Marijuana smoking also
did not appear to increase the risk of head and neck cancers, such as
cancer of the tongue, mouth, throat, or esophagus, the study found.
The findings were a
surprise to the researchers. "We expected that we would find
that a history of heavy marijuana use--more than 500-1,000
uses--would increase the risk of cancer from several years to decades
after exposure to marijuana," said the senior researcher, Donald
Tashkin, M.D., Professor of Medicine at the David Geffen School of
Medicine at UCLA in Los Angeles.
The study looked at
611 people in Los Angeles County who developed lung cancer, 601 who
developed cancer of the head or neck regions, and 1,040 people
without cancer who were matched on age, gender and neighborhood.

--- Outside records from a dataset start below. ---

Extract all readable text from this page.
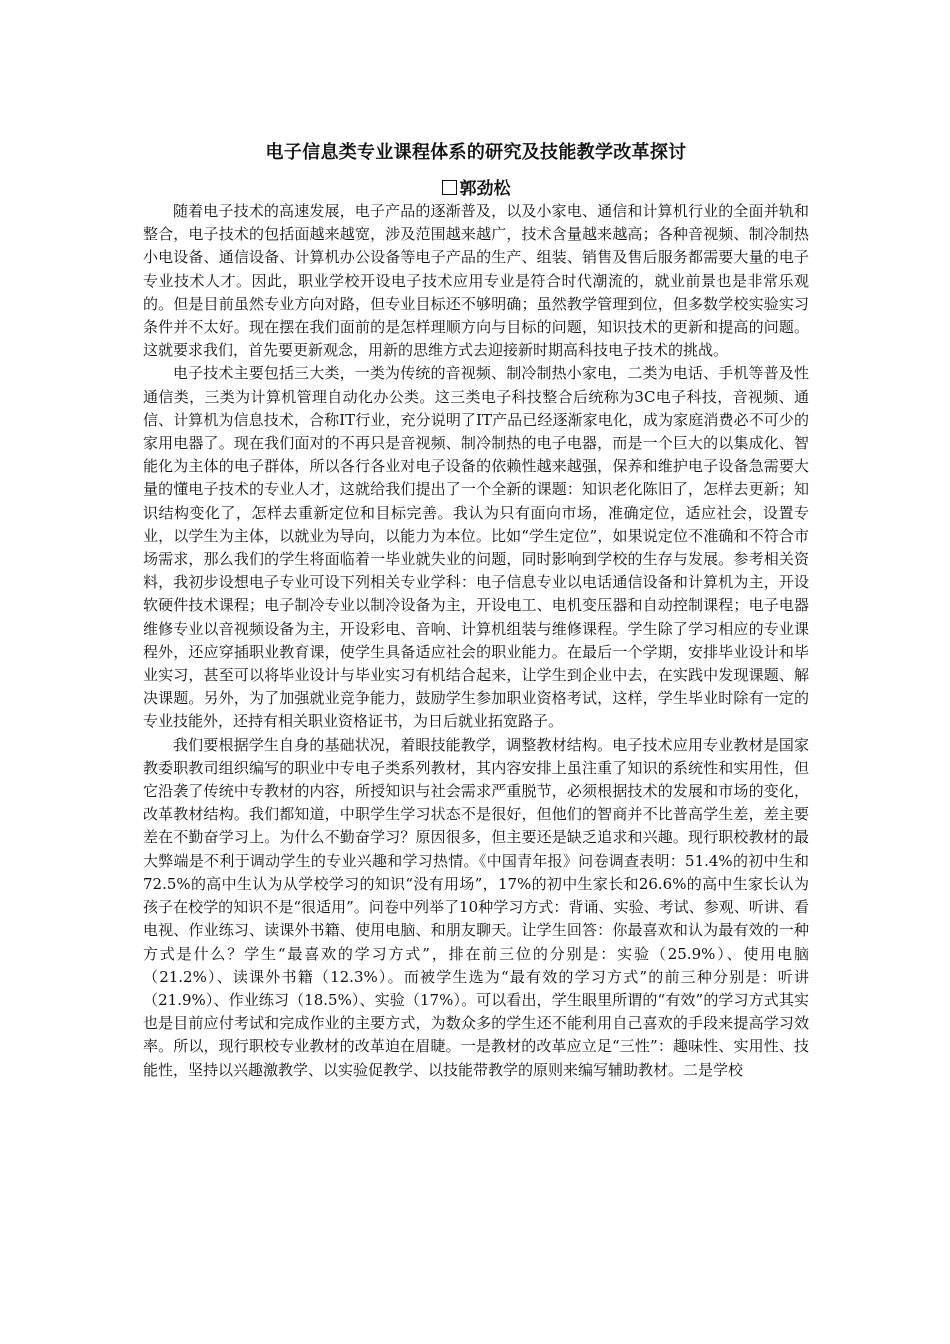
电子信息类专业课程体系的研究及技能教学改革探讨
郭劲松

随着电子技术的高速发展，电子产品的逐渐普及，以及小家电、通信和计算机行业的全面并轨和整合，电子技术的包括面越来越宽，涉及范围越来越广，技术含量越来越高；各种音视频、制冷制热小电设备、通信设备、计算机办公设备等电子产品的生产、组装、销售及售后服务都需要大量的电子专业技术人才。因此，职业学校开设电子技术应用专业是符合时代潮流的，就业前景也是非常乐观的。但是目前虽然专业方向对路，但专业目标还不够明确；虽然教学管理到位，但多数学校实验实习条件并不太好。现在摆在我们面前的是怎样理顺方向与目标的问题，知识技术的更新和提高的问题。这就要求我们，首先要更新观念，用新的思维方式去迎接新时期高科技电子技术的挑战。

电子技术主要包括三大类，一类为传统的音视频、制冷制热小家电，二类为电话、手机等普及性通信类，三类为计算机管理自动化办公类。这三类电子科技整合后统称为3C电子科技，音视频、通信、计算机为信息技术，合称IT行业，充分说明了IT产品已经逐渐家电化，成为家庭消费必不可少的家用电器了。现在我们面对的不再只是音视频、制冷制热的电子电器，而是一个巨大的以集成化、智能化为主体的电子群体，所以各行各业对电子设备的依赖性越来越强，保养和维护电子设备急需要大量的懂电子技术的专业人才，这就给我们提出了一个全新的课题：知识老化陈旧了，怎样去更新；知识结构变化了，怎样去重新定位和目标完善。我认为只有面向市场，准确定位，适应社会，设置专业，以学生为主体，以就业为导向，以能力为本位。比如“学生定位”，如果说定位不准确和不符合市场需求，那么我们的学生将面临着一毕业就失业的问题，同时影响到学校的生存与发展。参考相关资料，我初步设想电子专业可设下列相关专业学科：电子信息专业以电话通信设备和计算机为主，开设软硬件技术课程；电子制冷专业以制冷设备为主，开设电工、电机变压器和自动控制课程；电子电器维修专业以音视频设备为主，开设彩电、音响、计算机组装与维修课程。学生除了学习相应的专业课程外，还应穿插职业教育课，使学生具备适应社会的职业能力。在最后一个学期，安排毕业设计和毕业实习，甚至可以将毕业设计与毕业实习有机结合起来，让学生到企业中去，在实践中发现课题、解决课题。另外，为了加强就业竞争能力，鼓励学生参加职业资格考试，这样，学生毕业时除有一定的专业技能外，还持有相关职业资格证书，为日后就业拓宽路子。

我们要根据学生自身的基础状况，着眼技能教学，调整教材结构。电子技术应用专业教材是国家教委职教司组织编写的职业中专电子类系列教材，其内容安排上虽注重了知识的系统性和实用性，但它沿袭了传统中专教材的内容，所授知识与社会需求严重脱节，必须根据技术的发展和市场的变化，改革教材结构。我们都知道，中职学生学习状态不是很好，但他们的智商并不比普高学生差，差主要差在不勤奋学习上。为什么不勤奋学习？原因很多，但主要还是缺乏追求和兴趣。现行职校教材的最大弊端是不利于调动学生的专业兴趣和学习热情。《中国青年报》问卷调查表明：51.4%的初中生和72.5%的高中生认为从学校学习的知识“没有用场”，17%的初中生家长和26.6%的高中生家长认为孩子在校学的知识不是“很适用”。问卷中列举了10种学习方式：背诵、实验、考试、参观、听讲、看电视、作业练习、读课外书籍、使用电脑、和朋友聊天。让学生回答：你最喜欢和认为最有效的一种方式是什么？学生“最喜欢的学习方式”，排在前三位的分别是：实验（25.9%）、使用电脑（21.2%）、读课外书籍（12.3%）。而被学生选为“最有效的学习方式”的前三种分别是：听讲（21.9%）、作业练习（18.5%）、实验（17%）。可以看出，学生眼里所谓的“有效”的学习方式其实也是目前应付考试和完成作业的主要方式，为数众多的学生还不能利用自己喜欢的手段来提高学习效率。所以，现行职校专业教材的改革迫在眉睫。一是教材的改革应立足“三性”：趣味性、实用性、技能性，坚持以兴趣激教学、以实验促教学、以技能带教学的原则来编写辅助教材。二是学校
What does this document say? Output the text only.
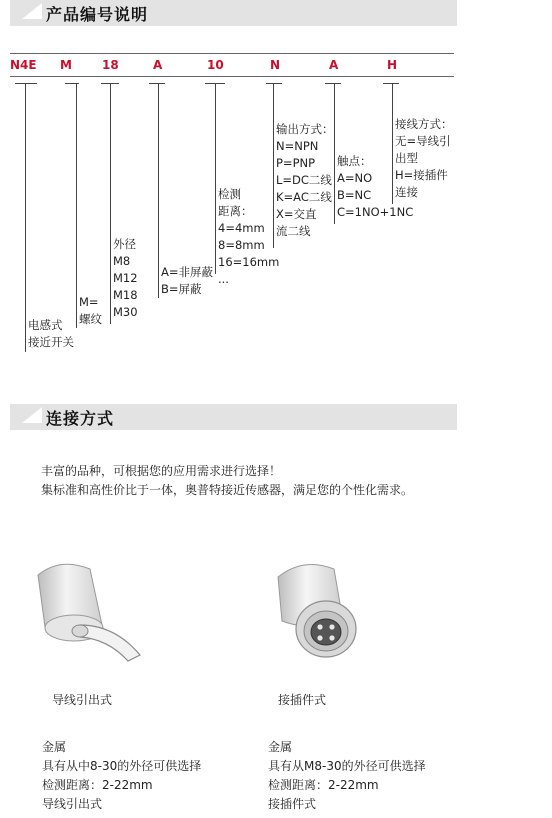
产品编号说明
N4E M	18	A	10	N	A	H
电感式
接近开关
M=
螺纹
外径
M8
M12
M18
M30
A=非屏蔽
B=屏蔽
检测
距离：
4=4mm
8=8mm
16=16mm
...
输出方式：
N=NPN
P=PNP
L=DC二线
K=AC二线
X=交直
流二线
触点：
A=NO
B=NC
C=1NO+1NC
接线方式：
无=导线引
出型
H=接插件
连接
连接方式
丰富的品种，可根据您的应用需求进行选择！
集标准和高性价比于一体，奥普特接近传感器，满足您的个性化需求。
导线引出式	接插件式
金属
具有从中8-30的外径可供选择
检测距离：2-22mm
导线引出式
金属
具有从M8-30的外径可供选择
检测距离：2-22mm
接插件式
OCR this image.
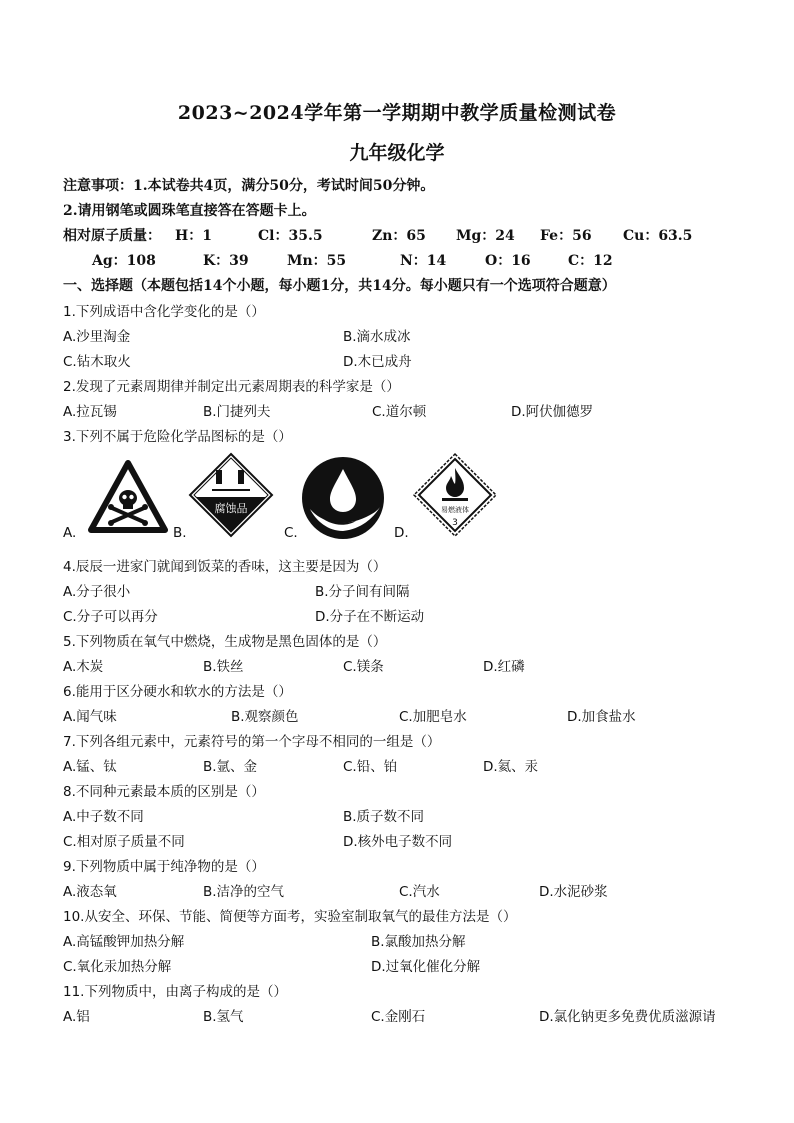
2023~2024学年第一学期期中教学质量检测试卷
九年级化学
注意事项：1.本试卷共4页，满分50分，考试时间50分钟。
2.请用钢笔或圆珠笔直接答在答题卡上。
相对原子质量： H：1	Cl：35.5	Zn：65 Mg：24 Fe：56 Cu：63.5
Ag：108	K：39	Mn：55	N：14	O：16	C：12
一、选择题（本题包括14个小题，每小题1分，共14分。每小题只有一个选项符合题意）
1.下列成语中含化学变化的是（）
A.沙里淘金	B.滴水成冰
C.钻木取火	D.木已成舟
2.发现了元素周期律并制定出元素周期表的科学家是（）
A.拉瓦锡	B.门捷列夫	C.道尔顿	D.阿伏伽德罗
3.下列不属于危险化学品图标的是（）
A.
腐蚀品
B.	C.
易燃液体
3
D.
4.辰辰一进家门就闻到饭菜的香味，这主要是因为（）
A.分子很小	B.分子间有间隔
C.分子可以再分	D.分子在不断运动
5.下列物质在氧气中燃烧，生成物是黑色固体的是（）
A.木炭	B.铁丝	C.镁条	D.红磷
6.能用于区分硬水和软水的方法是（）
A.闻气味	B.观察颜色	C.加肥皂水	D.加食盐水
7.下列各组元素中，元素符号的第一个字母不相同的一组是（）
A.锰、钛	B.氩、金	C.铅、铂	D.氦、汞
8.不同种元素最本质的区别是（）
A.中子数不同	B.质子数不同
C.相对原子质量不同	D.核外电子数不同
9.下列物质中属于纯净物的是（）
A.液态氧	B.洁净的空气	C.汽水	D.水泥砂浆
10.从安全、环保、节能、简便等方面考，实验室制取氧气的最佳方法是（）
A.高锰酸钾加热分解	B.氯酸加热分解
C.氧化汞加热分解	D.过氧化催化分解
11.下列物质中，由离子构成的是（）
A.铝	B.氢气	C.金刚石	D.氯化钠更多免费优质滋源请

The
researchers used the University of Southern California Tumor
Registry, which is notified as soon as a patient in Los Angeles
County receives a diagnosis of cancer.
They limited the study
to people under age 60. "If you were born prior to 1940, you
were unlikely to be exposed to marijuana use during your teens and
20s--the time of peak marijuana use," Dr. Tashkin said. People
who were exposed to marijuana use in their youth are just now getting
to the age when cancer typically starts to develop, he added.
Subjects were asked
about lifetime use of marijuana, tobacco and alcohol, as well as
other drugs, their diet, occupation, family history of cancer and
socioeconomic status. The subjects' reported use of marijuana was
similar to that found in other surveys, Dr. Tashkin noted.
The heaviest smokers
in the study had smoked more than 22,000 marijuana cigarettes, or
joints, while moderately heavy smokers had smoked between 11,000 to
22,000 joints. Even these smokers did not have an increased risk of
developing cancer. People who smoked more marijuana were not at any
increased risk compared with those who smoked less marijuana or none
at all.
The study found that
80% of lung cancer patients and 70% of patients with head and neck
cancer had smoked tobacco, while only about half of patients with
both types of cancer smoked marijuana.
There was a clear
association between smoking tobacco and cancer. The study found a
20-fold increased risk of lung cancer in people who smoked two or
more packs of cigarettes a day. The more tobacco a person smoked, the
greater the risk of developing both lung cancer and head and neck
cancers, findings that were consistent with many previous studies.
The new findings are
surprising for several reasons, Dr. Tashkin said. Previous studies
have shown that marijuana tar contains about 50% higher
concentrations of chemicals linked to lung cancer, compared with
tobacco tar, he noted. Smoking a marijuana cigarette deposits four
times more tar in the lungs than smoking an equivalent amount of
tobacco. "Marijuana is packed more loosely than tobacco, so
there's less filtration through the rod of the cigarette, so more
particles will be inhaled," Dr. Tashkin said. "And
marijuana smokers typically smoke differently than tobacco
smokers--they hold their breath about four times longer, allowing
more time for extra fine particles to deposit in the lung."
One possible
explanation for the new findings, he said, is that THC, a chemical in
marijuana smoke, may encourage aging cells to die earlier and
therefore be less likely to undergo cancerous transformation.
The next step, Dr.
Tashkin says, is to study the DNA samples of the subjects, to see
whether there are some heavy marijuana users who may be at increased
risk of developing cancer if they have a genetic susceptibility for
cancer.
1 comment:
That tobacco study strikes me as meaningless blab unless it has rates for non-smokers who eat the food grown in the radioactive wasteland next to the field of tobacco, where you eat the same amount of uranium as the smoker smokes.
On top of that is also the rates of cancer caused by the Americans, the British, the French, the Russians and the Chinese (plus others) who blew thousands of tons of highly radioactive dust into the upper atmosphere and left us all to breathe it and get it onto our skin over the last 50years.
I am quite unsurprised at the increasing rates of skin & lung cancer.